Q: When you look back at your time in New England, is there anything you look back on and say you wish you'd done it differently? And if you are inducted, what are the odds that we'll see another Robert Kraft dance up on the stage with you?
TL: I'd be the first one to admit now, I'm older, wiser, more mature, that if I could have done something all over again, I would have tried my damnedest to stay in New England and finish my career. Not that I have any regrets about the teams that took me in as far as the New York Jets, Denver Broncos and Kansas City Chiefs, I'm thankful for the opportunity. I think I said this early in my career, I would have loved to start and finish my career with the Patriots. Unfortunately that didn't happen, but if I had to do it all over again, I would have made more effort to stay a Patriot. If I was fortunate enough to be the finalist and get in and have that moment that day, I think it would be pretty rude if I didn't get Mr. Kraft up on the stage to get one more dance with me. It would be almost disrespectful to our relationship, one that we've grown to have over the years. It's one of those things that me and Robert we know, we know when it's time to dance and do our thing. You can absolutely expect, at least on my part, to get him up there. I might have to get his shoe size so I can bring him some dancing shoes but I'm going to do my part if I get in.
Q: Obviously the Patriots added Brandon Browner along with Darrelle this offseason. In today's game, how important do you think it is to have big corners and big members of your secondary?

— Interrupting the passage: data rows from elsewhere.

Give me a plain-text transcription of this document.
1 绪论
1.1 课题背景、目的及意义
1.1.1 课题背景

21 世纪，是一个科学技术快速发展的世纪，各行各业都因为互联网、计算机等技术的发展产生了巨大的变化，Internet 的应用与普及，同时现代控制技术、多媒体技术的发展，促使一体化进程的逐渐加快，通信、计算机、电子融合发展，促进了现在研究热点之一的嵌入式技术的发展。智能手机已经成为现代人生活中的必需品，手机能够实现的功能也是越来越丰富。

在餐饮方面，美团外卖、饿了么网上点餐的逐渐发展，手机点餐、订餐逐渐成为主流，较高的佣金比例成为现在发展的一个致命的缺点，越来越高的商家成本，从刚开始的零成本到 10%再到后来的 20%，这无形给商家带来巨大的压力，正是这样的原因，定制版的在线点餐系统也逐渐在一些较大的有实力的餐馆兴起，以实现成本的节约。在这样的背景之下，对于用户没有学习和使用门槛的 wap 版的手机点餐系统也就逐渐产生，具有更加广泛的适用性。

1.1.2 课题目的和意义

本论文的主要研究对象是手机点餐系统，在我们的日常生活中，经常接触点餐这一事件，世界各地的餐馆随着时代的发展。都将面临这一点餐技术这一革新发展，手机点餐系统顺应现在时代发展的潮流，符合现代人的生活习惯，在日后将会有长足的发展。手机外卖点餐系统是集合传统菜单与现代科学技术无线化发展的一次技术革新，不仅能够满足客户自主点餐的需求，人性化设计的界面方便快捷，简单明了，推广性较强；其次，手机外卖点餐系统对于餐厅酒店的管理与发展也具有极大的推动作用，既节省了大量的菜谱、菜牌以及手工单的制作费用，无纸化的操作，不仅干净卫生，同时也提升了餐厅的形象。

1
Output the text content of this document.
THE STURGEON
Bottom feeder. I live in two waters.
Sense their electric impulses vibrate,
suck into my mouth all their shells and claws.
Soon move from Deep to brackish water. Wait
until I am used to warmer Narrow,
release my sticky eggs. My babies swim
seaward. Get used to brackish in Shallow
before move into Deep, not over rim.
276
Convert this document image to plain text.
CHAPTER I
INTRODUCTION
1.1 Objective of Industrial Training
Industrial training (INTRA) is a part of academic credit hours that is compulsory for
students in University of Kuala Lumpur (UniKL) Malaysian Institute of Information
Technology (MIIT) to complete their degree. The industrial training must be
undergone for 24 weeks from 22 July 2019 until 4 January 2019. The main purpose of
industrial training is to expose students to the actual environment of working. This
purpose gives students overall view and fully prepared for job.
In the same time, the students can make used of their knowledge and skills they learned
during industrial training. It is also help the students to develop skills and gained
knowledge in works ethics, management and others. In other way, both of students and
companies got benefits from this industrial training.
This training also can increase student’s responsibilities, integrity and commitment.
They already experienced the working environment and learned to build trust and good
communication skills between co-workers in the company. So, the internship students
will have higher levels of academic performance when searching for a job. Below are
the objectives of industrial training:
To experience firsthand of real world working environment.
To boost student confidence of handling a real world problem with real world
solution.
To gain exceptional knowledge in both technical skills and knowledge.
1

TL: I don't think it's a size thing. I understand the receivers, they're bigger, they're taller, they're faster. I like football players and I think when you have football players that can play the position, they can cover. There's one thing about having cover guys. There's another thing about having football players. The Patriots right now have two football players at the cornerback position that you do so many different things with. You can match them up. If you want to match up size, you have the ability to do that. When you're talking about a guy like Darrelle Revis, he's not the biggest guy, he's not the smallest, but you can put him on anybody and he'll find a way to take them out. Whether they're 6-foot-5 or 5-foot-10, he can play football and do everything. Brandon Browner is a bigger guy, you can put him in the inside as well and play him like a small linebacker so that is an asset, it's something that's going to be fun to watch Coach [Bill] Belichick. I know he's not just going to keep him out there on the corner. He's going to have some fun with this guy. Because he's a football player he can do that: he can play outside, he can play inside, he do all the things maybe a smaller guy can't do. I think it's a great intangible to have, I think it's a great asset to have, physically to be gifted to be able to run with that type of size. At the end of the day, it's all about playing football and they have two football players. There's no sense if you're big and fast and can't play football, that's not impressive to me. I'd rather have a slow guy, maybe not that fast and might not hit the hardest but he does everything well because he's a football player. Whatever you tell him to do, he can be successful at it. They have two guys that fit the bill and I see them making a strong push to bring another championship back to New England because of those two guys.